The first order of business is lunch and Mollie, Matt and I head to a great restaurant called Nando's, a mix of Portugese and South African fair. Peri peri chicken - yes please! We spend the day walking to the river, listening to this amazing band on the street named Coco's Lovers -  

visiting chocolate shops, and taking pictures of whale skeletons hanging outside of the closed natural history museum.


Our day ends with getting kicked out of the Fitzwilliam Museum at closing time and losing ourselves for an hour on the way back to our hostel (Matt: "This building looks familiar." Morgan: "I've never seen that before in my life."). Apparently, following the arrows in Cambridge that point in the direction of the tourist information center is not an effective way to become unlost, but a successful way to end up nowhere at all.

After dinner at the hostel, where I learn the actual meaning of "hostel" from a particularly aggravating cafeteria lady who won't let me eat macaroni, we decide to walk around and look for dessert. We discover it at the Rainbow Cafe, a vegetarian and vegan wonderland. Then high on sweets, the boys and Lizzie meet up with us and we walk to a pub through a really terrifying alleyway where someone is sleeping (or god forbid, dead, as they are covered up with a blanket and not breathing visibly.) There were a lot of houseless people in Cambridge, which really contrasted with the wealth of the colleges. I saw a man by an ATM beg this couple withdrawing money to buy alcohol from him. It made me wonder about London, and why there are not as many people on the streets at night here and what the opinion of houselessness generally is in England. At the pub, we listen to a jazz band, then spend all our pocket change on an arcade game version of 1 VS. 100.

Saturday, April 17. Jenny, Mollie and I casually browse the vendors at an open-air arts and crafts fair. There is a woman who handknits animal toys, a guy who had some really cool junk art pieces and tons of jewelry, porcelain, hats, clothes and leatherware to go round. I buy a secret gift for a secret friend named Mabs (I love you!) and a pink handknit headband. For the rest of the morning, George leads us around on a tour of the University of Cambridge's colleges, where more knowledge is obtained and more collegiate men are spotted. I think these pictures are a mixture of Trinity and King's Colleges' grounds and church.

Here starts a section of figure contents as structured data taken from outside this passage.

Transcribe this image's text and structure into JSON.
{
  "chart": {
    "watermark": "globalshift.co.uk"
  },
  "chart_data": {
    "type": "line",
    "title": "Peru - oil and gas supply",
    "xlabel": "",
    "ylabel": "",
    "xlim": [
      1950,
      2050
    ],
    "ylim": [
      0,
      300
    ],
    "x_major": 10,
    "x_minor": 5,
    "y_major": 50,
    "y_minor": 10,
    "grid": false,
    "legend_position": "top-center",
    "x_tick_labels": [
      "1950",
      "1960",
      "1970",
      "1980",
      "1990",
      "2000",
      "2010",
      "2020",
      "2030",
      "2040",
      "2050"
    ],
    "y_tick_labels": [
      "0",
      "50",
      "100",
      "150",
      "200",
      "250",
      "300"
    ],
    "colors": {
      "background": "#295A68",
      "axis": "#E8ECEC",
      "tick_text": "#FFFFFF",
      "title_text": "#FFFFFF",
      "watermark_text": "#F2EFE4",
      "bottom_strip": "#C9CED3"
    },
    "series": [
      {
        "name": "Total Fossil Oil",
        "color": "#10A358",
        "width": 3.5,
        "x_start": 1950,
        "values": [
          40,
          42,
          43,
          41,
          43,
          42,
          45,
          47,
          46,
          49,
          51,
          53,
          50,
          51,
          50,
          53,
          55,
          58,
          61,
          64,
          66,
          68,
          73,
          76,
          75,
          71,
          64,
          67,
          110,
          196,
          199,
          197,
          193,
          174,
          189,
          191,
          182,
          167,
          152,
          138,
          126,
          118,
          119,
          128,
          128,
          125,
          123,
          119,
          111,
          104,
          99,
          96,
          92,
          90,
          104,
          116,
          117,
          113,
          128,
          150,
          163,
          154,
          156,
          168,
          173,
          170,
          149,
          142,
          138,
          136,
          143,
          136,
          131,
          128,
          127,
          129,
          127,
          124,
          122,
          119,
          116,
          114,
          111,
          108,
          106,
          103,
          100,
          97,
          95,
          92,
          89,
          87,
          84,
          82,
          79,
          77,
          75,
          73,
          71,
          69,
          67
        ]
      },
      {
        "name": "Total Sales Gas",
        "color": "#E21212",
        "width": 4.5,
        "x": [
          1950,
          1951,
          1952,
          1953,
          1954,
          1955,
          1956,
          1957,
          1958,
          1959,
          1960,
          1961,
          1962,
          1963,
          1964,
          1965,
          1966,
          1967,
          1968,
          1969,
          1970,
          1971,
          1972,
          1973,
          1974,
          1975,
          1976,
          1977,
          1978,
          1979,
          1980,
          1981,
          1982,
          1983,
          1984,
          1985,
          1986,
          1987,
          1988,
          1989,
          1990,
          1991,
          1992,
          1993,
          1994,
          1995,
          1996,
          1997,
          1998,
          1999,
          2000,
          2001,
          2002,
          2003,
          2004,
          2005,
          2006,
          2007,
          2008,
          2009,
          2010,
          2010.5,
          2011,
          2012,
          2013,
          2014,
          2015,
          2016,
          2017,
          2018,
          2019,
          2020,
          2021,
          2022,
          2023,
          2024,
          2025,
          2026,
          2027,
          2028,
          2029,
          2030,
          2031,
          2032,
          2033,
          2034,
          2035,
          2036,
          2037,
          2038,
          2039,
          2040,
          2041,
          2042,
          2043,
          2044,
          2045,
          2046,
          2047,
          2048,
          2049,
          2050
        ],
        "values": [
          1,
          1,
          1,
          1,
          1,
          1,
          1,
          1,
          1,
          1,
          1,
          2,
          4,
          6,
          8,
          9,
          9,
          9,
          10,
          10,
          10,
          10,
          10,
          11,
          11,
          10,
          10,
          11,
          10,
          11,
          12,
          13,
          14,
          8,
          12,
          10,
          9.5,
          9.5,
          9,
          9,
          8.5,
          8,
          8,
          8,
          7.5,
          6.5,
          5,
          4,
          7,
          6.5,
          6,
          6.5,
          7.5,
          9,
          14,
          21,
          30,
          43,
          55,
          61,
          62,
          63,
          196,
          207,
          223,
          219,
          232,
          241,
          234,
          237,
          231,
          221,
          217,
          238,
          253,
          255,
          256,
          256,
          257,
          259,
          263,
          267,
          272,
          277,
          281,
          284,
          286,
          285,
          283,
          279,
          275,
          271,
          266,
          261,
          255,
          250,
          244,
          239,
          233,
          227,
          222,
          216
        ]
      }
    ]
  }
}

For lunch, we pick out some excellent fudge at a fudge shop and walk to an open-air food market - so much fun! I don't actually partake of the street food - instead I go to a place called "EAT," where the cashiers insisted that I take their picture -

But the vendors have everything from organic olives to locally produced cheeses that I've never heard of. Everyone decides to punt for the afternoon (riding down the Cambridge river on a gondala-style boat ride), but I think trying on everything in Top Shop and avoiding situations where I might drown, is a better use of my time. For dinner, we return to the illustrious Rainbow Cafe - amazing - then stop by this pub called The Eagle with the usual gang. We see a sign there that says someone famous announced the discovery of something even more famous here; Dan was pretty excited, I think it was science-related.

Sunday, April 18. Bury St. Edmunds abbey ruins!













Before long, we head down to Ickworth House, another property of the beautiful and dirty, dirty rich English countryside. We talk to a few old ladies who are waiting for the horse and carriage to pick them up. One says they come to the grounds all the time, and repeats the word "derelict" rather often, while the other sort of comically ignores us.






Congratulations for reading to (or, more likely, skipping through) to the end. Part deux tomorrow. Mwa!